Alejandro, vingt-deux ans, malgré les immenses risques, malgré quatre essais qui se sont soldés par un échec, ne perd pas espoir d’arriver un jour aux Etats-unis et d’offrir de meilleures perspectives d’avenir à sa femme et à son jeune fils qui doivent le rejoindre plus tard. sa destination finale: l’Utah, où son père et son frère se trouvent déjà. Dans son Guerrero natal, un Etat pauvre du sud du pays, son salaire est de cinq cents pesos par semaine, soit trente-trois francs suisses. «Aux Etats-Unis, ce que je peux gagner n’est pas comparable.
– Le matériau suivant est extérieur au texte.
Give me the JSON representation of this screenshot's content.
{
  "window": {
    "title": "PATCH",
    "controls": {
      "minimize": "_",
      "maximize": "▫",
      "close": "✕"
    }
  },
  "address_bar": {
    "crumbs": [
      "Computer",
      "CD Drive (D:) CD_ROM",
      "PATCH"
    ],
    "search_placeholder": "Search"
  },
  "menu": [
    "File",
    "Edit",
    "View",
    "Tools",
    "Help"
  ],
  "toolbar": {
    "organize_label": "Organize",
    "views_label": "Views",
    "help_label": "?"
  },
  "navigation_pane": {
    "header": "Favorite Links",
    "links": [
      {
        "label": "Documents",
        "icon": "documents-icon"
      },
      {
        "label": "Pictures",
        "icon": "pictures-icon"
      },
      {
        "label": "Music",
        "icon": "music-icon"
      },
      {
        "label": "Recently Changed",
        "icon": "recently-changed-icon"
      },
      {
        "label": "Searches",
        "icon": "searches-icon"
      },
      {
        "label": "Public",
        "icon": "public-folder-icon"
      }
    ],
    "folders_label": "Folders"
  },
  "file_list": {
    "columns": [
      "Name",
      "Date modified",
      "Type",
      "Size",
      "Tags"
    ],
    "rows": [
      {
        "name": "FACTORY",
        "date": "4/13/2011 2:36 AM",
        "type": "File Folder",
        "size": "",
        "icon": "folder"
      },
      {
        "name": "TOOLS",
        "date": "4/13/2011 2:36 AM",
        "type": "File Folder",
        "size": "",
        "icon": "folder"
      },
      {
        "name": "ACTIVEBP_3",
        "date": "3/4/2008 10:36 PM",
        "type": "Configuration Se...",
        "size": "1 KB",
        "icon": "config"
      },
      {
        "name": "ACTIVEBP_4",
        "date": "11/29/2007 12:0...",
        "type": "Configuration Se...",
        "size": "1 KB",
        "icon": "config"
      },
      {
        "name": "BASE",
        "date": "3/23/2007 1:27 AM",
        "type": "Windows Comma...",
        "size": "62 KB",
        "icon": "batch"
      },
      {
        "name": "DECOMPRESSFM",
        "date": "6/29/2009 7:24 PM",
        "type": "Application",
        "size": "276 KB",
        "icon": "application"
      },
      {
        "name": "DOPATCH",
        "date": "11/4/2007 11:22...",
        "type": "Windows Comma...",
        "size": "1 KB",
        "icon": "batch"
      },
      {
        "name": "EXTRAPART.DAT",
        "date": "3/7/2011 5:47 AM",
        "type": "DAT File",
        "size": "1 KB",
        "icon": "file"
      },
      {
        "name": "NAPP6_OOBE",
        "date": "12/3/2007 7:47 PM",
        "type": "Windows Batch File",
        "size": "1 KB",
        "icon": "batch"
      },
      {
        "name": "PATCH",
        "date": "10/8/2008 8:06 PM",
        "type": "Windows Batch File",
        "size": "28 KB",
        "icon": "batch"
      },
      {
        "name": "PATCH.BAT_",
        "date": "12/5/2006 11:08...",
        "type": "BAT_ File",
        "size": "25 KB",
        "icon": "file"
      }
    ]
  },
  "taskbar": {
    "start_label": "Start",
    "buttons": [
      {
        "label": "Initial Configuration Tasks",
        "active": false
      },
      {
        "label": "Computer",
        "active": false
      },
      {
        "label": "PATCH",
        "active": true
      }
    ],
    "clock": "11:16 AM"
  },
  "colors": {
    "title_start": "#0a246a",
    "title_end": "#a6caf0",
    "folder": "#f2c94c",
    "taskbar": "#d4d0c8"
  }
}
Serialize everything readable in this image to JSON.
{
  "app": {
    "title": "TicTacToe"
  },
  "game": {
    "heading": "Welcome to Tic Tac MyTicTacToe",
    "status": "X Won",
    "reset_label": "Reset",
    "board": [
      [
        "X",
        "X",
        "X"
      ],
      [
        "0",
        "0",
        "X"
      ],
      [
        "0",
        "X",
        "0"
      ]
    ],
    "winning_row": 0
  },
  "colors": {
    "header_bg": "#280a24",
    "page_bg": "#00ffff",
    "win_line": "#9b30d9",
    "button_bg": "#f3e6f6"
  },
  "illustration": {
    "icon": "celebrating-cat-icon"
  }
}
Mon rêve? avoir assez d’argent pour me faire construire une maison dans mon village et pouvoir rentrer tranquille», dit-il des étoiles dans les yeux. il essaiera à nouveau la semaine prochaine. Mais pour l’instant, il attend.
Mexique, terre de passage
Le Mexique est un des principaux pays de transit de migrant·e·s au monde. Entre 150 000 et 400 000 personnes en situation irrégulière – les chiffres varient selon les sources – y entrent chaque année depuis le sud. Il s’agit principalement de ressortissant·e·s du Guatemala, du Honduras, du Salvador et du Nicaragua. Si certain·e·s visent le Mexique, qui est aussi un pays d’immigration, beaucoup continuent leur route vers les Etats-Unis et le Canada. Population vulnérable, les migrant·e·s ont subi de plein fouet la vague de violence emmenée par les cartels de la drogue qui a frappé le pays ces dernières années. Les violations des droits humains à leur encontre n’ont cessé d’augmenter: agressions, violences sexuelles, menaces, enlèvements à des fins d’extorsion de fonds, vols, disparitions. Selon la Commission nationale mexicaine des droits humains, plus de onze mille migrant·e·s ont été enlevé·e·s sur une période de six mois en 2010. Ces exactions se produisent souvent de connivence avec les autorités locales.